Bir kitabı bile baştan sona okumaya mecali olmayıp da sosyal medyada “aforizmalar” paylaşan kişilerin sayısı her geçen gün artıyor. Külfetsiz nimet ve zahmetsiz rahmet elde etmek isteyen yeni insan tipi için televizyon önemli bir kaçış aracı olmuş durumda. Bu kaçışla birlikte yoğunlaşıp kitap okuyarak bilgi elde etmenin zahmetinden ziyade pasif seyrediciliğin dayanılmaz hafifliğinin cazibesini tercih eden bir hafifmeşreplik hâkim oluverdi yaşantımıza. Hafifmeşrepliğin ortaya çıkardığı en önemli sorun ise “hafif insan”225 olsa gerektir. Herhangi bir ağırlığı, vakarı, iddiası, gayesi, azim ve iştiyakı olmayan, “seyredilen” (takip edilen, örnek alınan) değil, “seyreden” bir insan tipi.226 Fâil değil, meful; özne değil, nesne.
-----
225. Tam da burada üniversite yıllarımda Eski Türk Edebiyatı dersimize giren, Yahya Kemal'in talebesi olan Enver Okur'un bir gün derste bir öğrencinin Mehmed Âkif'in Safabat'ını “ağır” bulduğunu söylemesi üzerine ona “Evlâdım. Safahat ağır değil, sen hafifsin!” deyişini unutamadığımı zikretmeliyim. Nesil yenilendikçe, bu tür hafifliğin de her alanda arttığını söylemek zor olmasa gerektir.

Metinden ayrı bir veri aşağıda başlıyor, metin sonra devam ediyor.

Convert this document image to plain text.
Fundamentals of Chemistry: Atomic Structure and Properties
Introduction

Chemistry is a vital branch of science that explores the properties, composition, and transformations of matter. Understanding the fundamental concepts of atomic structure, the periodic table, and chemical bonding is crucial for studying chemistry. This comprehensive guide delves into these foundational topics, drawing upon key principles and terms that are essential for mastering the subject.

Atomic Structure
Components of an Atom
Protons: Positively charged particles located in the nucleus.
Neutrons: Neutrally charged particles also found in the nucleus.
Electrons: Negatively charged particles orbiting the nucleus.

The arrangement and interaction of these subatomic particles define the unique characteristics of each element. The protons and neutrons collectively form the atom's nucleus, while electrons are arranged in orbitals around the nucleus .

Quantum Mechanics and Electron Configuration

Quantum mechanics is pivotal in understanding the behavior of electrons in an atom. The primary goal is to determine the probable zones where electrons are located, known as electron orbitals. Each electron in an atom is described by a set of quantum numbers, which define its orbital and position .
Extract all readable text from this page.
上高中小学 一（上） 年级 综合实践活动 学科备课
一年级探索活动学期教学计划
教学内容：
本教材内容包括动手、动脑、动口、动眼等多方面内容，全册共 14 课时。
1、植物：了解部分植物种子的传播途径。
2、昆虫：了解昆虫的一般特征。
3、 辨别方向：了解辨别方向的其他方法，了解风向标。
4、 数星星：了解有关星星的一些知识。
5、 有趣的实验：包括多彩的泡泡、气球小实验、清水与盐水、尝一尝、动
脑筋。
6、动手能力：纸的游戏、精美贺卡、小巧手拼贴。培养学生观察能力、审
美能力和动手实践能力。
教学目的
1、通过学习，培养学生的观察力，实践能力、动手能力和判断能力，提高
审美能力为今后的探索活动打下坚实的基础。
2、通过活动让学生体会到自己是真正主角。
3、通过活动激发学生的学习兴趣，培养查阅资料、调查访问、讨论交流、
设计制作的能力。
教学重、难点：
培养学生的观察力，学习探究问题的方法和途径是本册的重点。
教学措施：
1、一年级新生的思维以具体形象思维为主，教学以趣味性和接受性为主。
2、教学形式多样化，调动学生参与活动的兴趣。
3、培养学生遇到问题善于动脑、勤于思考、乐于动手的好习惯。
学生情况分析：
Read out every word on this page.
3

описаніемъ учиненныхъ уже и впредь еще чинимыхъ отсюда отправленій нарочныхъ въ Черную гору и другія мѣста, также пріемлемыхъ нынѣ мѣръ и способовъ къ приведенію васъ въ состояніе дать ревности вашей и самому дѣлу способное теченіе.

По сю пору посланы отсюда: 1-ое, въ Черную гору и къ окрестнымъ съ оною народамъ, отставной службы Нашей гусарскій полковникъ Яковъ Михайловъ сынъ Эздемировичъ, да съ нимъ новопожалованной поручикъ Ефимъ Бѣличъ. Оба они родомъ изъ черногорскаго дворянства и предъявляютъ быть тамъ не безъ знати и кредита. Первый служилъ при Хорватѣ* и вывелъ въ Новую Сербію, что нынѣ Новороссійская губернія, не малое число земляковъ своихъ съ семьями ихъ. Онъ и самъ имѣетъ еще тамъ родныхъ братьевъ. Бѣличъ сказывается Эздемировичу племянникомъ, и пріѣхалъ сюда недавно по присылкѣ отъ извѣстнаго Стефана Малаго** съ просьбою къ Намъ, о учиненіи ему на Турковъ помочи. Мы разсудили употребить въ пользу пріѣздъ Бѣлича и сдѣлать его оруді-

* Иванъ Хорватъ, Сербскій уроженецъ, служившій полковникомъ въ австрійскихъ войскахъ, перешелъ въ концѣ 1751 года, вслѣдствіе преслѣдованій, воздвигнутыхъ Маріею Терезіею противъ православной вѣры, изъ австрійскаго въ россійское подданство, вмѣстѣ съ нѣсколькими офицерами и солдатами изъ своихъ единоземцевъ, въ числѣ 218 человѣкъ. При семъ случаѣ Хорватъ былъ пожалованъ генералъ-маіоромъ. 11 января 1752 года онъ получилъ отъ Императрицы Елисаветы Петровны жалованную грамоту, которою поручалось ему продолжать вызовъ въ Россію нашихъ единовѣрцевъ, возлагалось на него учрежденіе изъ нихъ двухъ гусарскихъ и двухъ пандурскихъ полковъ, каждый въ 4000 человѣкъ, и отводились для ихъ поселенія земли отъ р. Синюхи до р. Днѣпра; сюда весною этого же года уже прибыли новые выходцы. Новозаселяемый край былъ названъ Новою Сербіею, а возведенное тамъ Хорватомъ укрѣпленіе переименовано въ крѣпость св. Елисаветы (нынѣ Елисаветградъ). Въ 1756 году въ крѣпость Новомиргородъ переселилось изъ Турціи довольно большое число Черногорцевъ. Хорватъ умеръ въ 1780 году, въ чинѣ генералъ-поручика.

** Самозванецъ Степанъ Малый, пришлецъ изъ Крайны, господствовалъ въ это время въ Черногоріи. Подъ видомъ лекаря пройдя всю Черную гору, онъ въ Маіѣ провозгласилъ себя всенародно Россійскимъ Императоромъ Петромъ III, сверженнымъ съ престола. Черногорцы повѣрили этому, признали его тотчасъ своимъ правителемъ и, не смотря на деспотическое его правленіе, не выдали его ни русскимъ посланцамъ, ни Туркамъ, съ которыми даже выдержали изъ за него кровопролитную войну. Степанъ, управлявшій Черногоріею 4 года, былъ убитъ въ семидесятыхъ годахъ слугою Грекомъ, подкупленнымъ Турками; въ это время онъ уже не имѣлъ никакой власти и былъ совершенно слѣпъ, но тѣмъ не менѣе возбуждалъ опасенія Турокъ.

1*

226. “İnsan seyirci olarak kalırsa muhayyile, bilirsiniz, fazla tesir altında kalır.” diyen Flaubert, seyreden insanın tahayyül edebilme yetisini ve özgünlüğünü yitirebileceğine temas eder. Bkz. Flaubert, G. Madame Bovary. İstanbul: Türkiye İş Bankası Kültür Yayınları, 2019, sh. 199.